Your input is ALWAYS valid. Working in ads will put you in rooms with absurdly clever people, some with superhuman minds that can do what you do in a tenth of the time. It’s hard to imagine they would need input from someone new, but you’d be surprised how often they ask, and how often it helps. 

Above all else, advertising is an industry of ideas, and even the best of the best could always use other ideas to jump off of. Who knows, maybe that one idea you thought was too stupid could blossom into something truly great? Ideas are only wasted when they stay in your head, so always voice them out.
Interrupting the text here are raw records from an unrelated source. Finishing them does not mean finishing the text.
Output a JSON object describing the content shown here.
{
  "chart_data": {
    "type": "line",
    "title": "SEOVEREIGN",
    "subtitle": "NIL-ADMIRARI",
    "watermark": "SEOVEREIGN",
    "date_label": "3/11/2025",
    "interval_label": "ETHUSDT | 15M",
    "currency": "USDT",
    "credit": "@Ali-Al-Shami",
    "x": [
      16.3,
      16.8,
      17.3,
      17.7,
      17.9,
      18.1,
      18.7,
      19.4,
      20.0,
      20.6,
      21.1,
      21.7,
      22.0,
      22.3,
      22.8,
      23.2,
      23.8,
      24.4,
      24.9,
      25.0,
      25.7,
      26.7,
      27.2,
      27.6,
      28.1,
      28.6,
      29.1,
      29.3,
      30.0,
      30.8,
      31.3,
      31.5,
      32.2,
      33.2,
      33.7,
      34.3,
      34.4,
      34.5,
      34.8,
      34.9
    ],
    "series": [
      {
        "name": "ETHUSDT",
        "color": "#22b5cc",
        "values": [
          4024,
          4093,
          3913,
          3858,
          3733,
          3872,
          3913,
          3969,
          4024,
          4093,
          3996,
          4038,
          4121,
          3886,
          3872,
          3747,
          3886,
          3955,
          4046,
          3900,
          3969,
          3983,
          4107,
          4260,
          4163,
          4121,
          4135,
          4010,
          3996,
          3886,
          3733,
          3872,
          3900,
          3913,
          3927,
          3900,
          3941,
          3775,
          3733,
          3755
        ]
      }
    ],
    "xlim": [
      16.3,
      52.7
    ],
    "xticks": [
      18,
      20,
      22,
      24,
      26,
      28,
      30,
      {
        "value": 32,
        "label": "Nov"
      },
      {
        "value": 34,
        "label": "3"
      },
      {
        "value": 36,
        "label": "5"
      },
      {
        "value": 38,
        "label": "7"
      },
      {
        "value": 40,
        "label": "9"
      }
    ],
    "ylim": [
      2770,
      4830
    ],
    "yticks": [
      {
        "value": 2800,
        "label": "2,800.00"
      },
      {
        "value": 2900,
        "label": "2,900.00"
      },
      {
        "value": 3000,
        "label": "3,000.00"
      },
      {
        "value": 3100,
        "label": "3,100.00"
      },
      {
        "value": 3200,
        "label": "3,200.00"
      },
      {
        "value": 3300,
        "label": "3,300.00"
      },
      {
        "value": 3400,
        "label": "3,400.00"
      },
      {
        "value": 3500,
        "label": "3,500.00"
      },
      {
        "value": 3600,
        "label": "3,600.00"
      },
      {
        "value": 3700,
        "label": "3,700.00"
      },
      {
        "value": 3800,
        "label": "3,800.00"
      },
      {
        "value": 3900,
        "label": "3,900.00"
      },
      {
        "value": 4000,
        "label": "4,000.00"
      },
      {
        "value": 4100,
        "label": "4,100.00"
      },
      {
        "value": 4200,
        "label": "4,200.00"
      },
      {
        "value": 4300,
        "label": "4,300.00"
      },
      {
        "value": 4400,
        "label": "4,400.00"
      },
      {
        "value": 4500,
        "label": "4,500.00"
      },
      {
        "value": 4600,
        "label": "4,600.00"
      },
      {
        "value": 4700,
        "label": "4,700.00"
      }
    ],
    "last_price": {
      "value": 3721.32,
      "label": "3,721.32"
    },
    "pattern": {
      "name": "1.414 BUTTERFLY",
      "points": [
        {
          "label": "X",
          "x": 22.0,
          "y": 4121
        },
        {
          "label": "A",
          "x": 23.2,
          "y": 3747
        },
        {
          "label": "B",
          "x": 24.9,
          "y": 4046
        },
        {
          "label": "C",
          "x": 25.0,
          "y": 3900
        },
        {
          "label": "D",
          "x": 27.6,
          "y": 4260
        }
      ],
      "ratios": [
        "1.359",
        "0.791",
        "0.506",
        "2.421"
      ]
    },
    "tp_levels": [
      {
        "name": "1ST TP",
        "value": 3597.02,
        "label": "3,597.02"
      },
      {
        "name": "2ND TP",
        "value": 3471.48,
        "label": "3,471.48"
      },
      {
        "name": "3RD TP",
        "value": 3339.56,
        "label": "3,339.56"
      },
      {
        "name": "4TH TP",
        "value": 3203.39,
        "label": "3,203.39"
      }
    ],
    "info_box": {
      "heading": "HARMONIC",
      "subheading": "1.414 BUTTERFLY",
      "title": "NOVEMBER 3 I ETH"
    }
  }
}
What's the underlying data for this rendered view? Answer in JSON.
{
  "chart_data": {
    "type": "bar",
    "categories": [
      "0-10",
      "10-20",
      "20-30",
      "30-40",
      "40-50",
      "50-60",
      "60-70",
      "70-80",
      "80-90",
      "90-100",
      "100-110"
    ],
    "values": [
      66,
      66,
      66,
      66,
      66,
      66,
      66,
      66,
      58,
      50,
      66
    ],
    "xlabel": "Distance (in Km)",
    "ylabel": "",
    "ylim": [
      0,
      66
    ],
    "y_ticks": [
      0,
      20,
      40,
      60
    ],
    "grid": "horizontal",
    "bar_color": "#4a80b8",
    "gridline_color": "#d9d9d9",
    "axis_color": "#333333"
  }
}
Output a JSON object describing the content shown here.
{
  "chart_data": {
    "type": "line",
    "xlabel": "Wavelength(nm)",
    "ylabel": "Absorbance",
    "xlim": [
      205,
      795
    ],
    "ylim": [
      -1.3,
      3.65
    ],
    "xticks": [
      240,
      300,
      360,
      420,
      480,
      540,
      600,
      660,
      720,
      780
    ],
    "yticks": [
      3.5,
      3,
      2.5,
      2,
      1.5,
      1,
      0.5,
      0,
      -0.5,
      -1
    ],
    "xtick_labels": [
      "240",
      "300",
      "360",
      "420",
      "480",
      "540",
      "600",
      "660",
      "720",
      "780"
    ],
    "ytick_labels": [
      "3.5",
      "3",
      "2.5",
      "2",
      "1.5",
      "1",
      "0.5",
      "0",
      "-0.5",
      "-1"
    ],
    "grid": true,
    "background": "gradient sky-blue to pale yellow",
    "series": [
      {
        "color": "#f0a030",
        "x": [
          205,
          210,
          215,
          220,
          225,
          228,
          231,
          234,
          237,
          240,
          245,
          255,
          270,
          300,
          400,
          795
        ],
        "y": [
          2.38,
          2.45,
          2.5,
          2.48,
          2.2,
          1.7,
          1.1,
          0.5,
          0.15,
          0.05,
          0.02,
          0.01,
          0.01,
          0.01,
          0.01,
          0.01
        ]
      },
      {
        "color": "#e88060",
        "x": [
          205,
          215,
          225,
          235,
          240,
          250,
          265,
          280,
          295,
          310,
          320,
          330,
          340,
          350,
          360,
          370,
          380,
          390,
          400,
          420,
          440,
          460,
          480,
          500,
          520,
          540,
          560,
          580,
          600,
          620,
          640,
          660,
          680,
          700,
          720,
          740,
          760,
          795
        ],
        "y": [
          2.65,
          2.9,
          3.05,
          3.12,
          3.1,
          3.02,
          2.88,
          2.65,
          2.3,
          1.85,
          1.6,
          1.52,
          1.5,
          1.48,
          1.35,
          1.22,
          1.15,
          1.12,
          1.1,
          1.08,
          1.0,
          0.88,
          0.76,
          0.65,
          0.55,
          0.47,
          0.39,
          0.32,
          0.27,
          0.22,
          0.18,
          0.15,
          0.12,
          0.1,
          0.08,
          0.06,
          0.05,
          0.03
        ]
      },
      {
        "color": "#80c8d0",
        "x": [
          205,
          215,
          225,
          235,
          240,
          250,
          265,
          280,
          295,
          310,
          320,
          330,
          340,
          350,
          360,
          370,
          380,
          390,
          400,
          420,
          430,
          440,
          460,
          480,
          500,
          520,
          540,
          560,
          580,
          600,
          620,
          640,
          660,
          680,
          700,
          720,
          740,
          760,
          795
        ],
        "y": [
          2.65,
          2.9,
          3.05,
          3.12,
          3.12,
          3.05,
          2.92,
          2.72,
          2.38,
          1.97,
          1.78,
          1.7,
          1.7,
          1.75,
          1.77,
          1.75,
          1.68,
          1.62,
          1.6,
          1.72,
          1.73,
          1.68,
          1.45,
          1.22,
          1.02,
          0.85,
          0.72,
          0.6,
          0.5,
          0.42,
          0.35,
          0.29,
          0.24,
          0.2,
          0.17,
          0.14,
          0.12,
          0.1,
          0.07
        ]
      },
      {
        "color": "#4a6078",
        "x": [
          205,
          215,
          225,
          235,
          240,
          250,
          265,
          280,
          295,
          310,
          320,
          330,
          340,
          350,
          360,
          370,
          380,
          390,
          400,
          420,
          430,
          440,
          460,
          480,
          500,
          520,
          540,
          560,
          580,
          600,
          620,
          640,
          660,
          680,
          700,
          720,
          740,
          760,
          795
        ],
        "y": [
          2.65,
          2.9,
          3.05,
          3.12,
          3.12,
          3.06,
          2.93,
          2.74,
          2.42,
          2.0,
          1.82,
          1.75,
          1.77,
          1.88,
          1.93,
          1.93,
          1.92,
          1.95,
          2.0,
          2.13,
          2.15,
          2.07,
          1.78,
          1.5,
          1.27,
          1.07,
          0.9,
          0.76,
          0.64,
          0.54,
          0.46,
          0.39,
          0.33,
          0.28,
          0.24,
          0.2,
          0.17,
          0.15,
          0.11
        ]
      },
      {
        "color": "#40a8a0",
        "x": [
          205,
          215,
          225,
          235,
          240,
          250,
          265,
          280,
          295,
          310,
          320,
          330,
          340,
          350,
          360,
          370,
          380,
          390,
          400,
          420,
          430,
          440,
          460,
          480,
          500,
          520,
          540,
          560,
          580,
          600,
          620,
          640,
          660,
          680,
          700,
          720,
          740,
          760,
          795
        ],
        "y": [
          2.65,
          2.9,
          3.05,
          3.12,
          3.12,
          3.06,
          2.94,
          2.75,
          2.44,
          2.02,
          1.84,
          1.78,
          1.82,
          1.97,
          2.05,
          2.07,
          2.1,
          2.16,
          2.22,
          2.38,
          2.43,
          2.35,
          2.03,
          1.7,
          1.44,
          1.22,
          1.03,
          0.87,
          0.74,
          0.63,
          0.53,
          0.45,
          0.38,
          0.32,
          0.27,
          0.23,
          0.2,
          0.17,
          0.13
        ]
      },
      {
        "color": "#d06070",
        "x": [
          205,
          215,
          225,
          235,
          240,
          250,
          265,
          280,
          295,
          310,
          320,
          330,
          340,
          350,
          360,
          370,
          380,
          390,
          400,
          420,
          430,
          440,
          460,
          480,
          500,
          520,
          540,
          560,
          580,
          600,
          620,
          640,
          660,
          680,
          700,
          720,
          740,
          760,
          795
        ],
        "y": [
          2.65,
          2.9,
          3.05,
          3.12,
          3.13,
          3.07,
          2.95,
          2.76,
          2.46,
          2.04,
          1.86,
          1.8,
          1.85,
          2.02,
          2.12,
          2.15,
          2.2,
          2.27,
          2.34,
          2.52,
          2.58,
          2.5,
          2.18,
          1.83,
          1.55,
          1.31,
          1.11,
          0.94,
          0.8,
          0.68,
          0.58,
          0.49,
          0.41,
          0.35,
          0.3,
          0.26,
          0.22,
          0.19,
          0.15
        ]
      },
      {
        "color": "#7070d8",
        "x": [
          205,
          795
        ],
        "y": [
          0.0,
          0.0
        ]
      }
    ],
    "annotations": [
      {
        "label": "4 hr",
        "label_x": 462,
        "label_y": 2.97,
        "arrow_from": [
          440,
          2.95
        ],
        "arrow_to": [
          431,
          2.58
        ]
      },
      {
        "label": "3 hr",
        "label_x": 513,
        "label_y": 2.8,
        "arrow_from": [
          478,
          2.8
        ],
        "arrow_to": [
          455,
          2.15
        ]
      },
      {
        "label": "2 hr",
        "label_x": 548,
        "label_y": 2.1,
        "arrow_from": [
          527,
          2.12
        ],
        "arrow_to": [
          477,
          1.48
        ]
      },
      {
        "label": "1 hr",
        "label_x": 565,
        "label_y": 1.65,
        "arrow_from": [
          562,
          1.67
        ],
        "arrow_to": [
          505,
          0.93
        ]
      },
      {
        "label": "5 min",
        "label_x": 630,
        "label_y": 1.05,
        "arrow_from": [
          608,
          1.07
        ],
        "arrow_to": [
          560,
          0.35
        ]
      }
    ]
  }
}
Being a new person in any field is hard; I’ve not been anywhere else at this point, but I suspect advertising is a different beast. It will chew you up and spit you out if you let it. But in the end, everyone is all in it together, and working with people you can trust makes the job bearable. In the end, the moments that break you down are what forge you into a better person, so when faced with an imminent tsunami of work, just learn to enjoy it, and ride the wave.

Charles Maitland-Smith is a Junior Editor and Copywriter for IXM. With an affinity for writing, music, and all things sugar, he hopes to accomplish great things that will, eventually, fill out the rest of this bionote.